How does on collect statistics during training in pytorch efficiently?

If I am running a conv net or a standard architecture like AlexNet, how does one collect stats of the model during training in an efficient way? Like the norm weights, norm gradients, test, train errors, etc.

Is it just something like:

train_errors.append(loss.data.numpy())

inside the for loop? (and for the params stats just looping through all layers and stuff). I was just worried that doing that too often (brining data to cpu) could be inefficient so wanted to see what the good practices were and make sure I didn’t do anything silly.

I was also just wondering if there was anything in particular that I had to be careful, perhaps only using a mini-batch or something like or only recording the error & loss as a running average during each epoch (so we run the model over the data set once and at the end an average of the loss & error of the model for each mini-batch so running_average_for_one_epoch = sum_{mini batches} loss_per_minibatch / |total number of mini batches used|).

Is there anything in particular I should be careful about?

Why not having a float containing your loss, adding values to it at every loop and average at the end of the loop, and repeat ? you reduce this way the amount of data you append to the array

sure we can do that.
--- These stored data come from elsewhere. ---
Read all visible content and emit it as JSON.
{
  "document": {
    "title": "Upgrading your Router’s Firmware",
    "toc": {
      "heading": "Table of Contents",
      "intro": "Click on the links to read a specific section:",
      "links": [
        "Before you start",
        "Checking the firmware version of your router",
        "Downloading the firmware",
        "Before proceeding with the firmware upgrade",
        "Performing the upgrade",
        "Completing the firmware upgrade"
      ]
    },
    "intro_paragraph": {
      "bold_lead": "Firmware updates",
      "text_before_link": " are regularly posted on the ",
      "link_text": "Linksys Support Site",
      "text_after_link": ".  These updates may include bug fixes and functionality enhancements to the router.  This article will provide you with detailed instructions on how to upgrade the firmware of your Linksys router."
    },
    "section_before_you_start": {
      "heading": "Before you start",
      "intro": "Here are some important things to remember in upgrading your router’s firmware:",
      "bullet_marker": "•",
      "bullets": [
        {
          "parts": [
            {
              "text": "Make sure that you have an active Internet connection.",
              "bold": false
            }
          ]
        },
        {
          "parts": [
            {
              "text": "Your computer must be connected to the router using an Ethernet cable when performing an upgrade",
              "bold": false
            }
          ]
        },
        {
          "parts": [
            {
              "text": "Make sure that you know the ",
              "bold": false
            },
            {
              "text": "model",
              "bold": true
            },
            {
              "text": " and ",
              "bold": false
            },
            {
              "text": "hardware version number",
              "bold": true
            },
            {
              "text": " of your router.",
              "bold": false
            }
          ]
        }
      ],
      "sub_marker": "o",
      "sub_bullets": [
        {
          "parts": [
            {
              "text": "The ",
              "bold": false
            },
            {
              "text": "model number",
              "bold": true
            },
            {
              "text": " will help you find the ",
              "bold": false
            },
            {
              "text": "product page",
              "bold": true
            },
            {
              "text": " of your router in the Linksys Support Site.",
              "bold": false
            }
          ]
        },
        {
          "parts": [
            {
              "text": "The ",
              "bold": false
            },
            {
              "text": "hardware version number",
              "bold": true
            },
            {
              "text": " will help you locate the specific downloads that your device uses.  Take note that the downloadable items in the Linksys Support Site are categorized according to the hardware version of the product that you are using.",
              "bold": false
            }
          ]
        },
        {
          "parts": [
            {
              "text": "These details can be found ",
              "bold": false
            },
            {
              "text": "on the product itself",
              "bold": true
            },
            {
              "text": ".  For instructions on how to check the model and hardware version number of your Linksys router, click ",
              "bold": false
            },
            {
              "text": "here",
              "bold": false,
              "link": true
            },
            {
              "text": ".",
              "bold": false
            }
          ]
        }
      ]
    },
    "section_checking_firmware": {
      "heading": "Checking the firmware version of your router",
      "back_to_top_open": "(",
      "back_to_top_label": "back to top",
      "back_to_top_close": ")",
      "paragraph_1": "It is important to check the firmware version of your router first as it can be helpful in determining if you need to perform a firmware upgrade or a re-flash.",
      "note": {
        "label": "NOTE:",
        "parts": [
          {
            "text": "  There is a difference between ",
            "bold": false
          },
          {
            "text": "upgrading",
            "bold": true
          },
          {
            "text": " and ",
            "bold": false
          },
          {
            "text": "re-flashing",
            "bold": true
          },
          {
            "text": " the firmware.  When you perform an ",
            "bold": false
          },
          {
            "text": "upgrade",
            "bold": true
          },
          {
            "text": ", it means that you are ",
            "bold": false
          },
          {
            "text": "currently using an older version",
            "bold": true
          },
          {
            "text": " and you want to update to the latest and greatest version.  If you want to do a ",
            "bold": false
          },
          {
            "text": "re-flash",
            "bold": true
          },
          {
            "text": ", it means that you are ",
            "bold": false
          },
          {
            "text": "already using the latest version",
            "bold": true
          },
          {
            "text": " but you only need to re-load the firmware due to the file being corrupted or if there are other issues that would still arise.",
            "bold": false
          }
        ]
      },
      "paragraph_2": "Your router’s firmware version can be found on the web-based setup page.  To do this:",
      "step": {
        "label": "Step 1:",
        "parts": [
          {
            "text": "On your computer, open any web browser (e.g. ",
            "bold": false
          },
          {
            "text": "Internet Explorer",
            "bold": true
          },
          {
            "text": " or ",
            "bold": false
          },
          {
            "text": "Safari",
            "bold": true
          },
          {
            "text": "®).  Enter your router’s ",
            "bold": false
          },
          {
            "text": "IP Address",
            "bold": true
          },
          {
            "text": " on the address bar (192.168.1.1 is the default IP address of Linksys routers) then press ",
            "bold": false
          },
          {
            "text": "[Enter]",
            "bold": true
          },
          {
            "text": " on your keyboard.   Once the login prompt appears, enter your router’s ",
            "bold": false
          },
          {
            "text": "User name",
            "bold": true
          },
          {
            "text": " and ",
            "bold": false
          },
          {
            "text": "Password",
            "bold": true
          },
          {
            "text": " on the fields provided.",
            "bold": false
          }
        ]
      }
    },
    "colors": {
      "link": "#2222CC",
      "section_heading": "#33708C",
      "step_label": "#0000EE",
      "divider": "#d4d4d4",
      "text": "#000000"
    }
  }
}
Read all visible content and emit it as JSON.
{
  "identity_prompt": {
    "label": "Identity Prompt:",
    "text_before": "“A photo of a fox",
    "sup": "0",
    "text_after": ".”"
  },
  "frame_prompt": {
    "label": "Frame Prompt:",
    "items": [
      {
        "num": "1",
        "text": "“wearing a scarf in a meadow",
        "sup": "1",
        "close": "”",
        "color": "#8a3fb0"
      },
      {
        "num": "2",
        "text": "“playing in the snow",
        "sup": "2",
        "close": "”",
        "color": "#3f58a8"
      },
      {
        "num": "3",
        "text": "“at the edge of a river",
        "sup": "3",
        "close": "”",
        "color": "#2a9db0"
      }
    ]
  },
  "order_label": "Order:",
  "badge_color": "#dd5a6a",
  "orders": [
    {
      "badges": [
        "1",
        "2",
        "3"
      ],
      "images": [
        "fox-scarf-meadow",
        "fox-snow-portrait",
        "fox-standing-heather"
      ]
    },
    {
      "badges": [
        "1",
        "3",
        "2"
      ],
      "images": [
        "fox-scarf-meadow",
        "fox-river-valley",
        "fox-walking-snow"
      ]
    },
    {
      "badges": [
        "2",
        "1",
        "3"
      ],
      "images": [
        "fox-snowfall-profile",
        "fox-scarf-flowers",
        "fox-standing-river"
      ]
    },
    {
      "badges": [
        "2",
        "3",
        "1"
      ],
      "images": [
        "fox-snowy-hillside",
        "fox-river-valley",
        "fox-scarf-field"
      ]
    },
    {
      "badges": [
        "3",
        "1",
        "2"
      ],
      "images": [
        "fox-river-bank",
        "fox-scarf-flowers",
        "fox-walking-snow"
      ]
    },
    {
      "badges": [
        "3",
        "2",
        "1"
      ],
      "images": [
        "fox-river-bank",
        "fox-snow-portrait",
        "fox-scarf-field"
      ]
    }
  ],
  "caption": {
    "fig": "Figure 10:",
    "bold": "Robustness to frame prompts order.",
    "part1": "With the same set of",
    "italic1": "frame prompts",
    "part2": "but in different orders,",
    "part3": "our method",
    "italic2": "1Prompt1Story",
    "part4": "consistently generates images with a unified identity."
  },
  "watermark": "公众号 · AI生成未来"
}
I guess the main thing that is unavoidable is that we need to bring the array from GPU to CPU at each epoch, I guess its unavoidable…unless I create a GPU array that I add the value at each epoch.

I guess my question is, is it better to insatiate a array of zeros in gpu and fill that in or instantiate a numpy array of zeros (on cpu of course) and then fill that in (or perhaps a list and append to it).

I guess as long as you you are extracting a single float from GPU the performance changes don’t matter. Looking at cifar10 tutorial traing code:

def train_cifar(args, nb_epochs, trainloader,testloader, net,optimizer,criterion,logging_freq=2000):
    for epoch in range(nb_epochs):  # loop over the dataset multiple times
        running_train_loss = 0.0
        for i, data in enumerate(trainloader, 0):
            # get the inputs
            start_time = time.time()
            inputs, labels = data
            if args.enable_cuda:
                inputs, labels = Variable(inputs.cuda()), Variable(labels.cuda())
            else:
                inputs, labels = Variable(inputs), Variable(labels)
            # zero the parameter gradients
            optimizer.zero_grad()
            # forward + backward + optimize
            outputs = net(inputs)
            loss = criterion(outputs, labels)
            loss.backward()
            optimizer.step()
            # print statistics
            running_train_loss += loss.data[0]
            if i % logging_freq == logging_freq-1:    # print every logging_freq mini-batches
                # note you dividing by logging_freq because you summed logging_freq mini-batches, so the average is dividing by logging_freq.
                print(f'monitoring during training: eptoch={epoch+1}, batch_index={i+1}, loss={running_train_loss/logging_freq}')
                running_train_loss = 0.0

Well the only limitation I see is the size of memory, if you keep something on the gpu it might take some space you would need for your model or data. And because it seems that extracting a single float doesnt change performances a lot this is what I would do, just extract a value each time.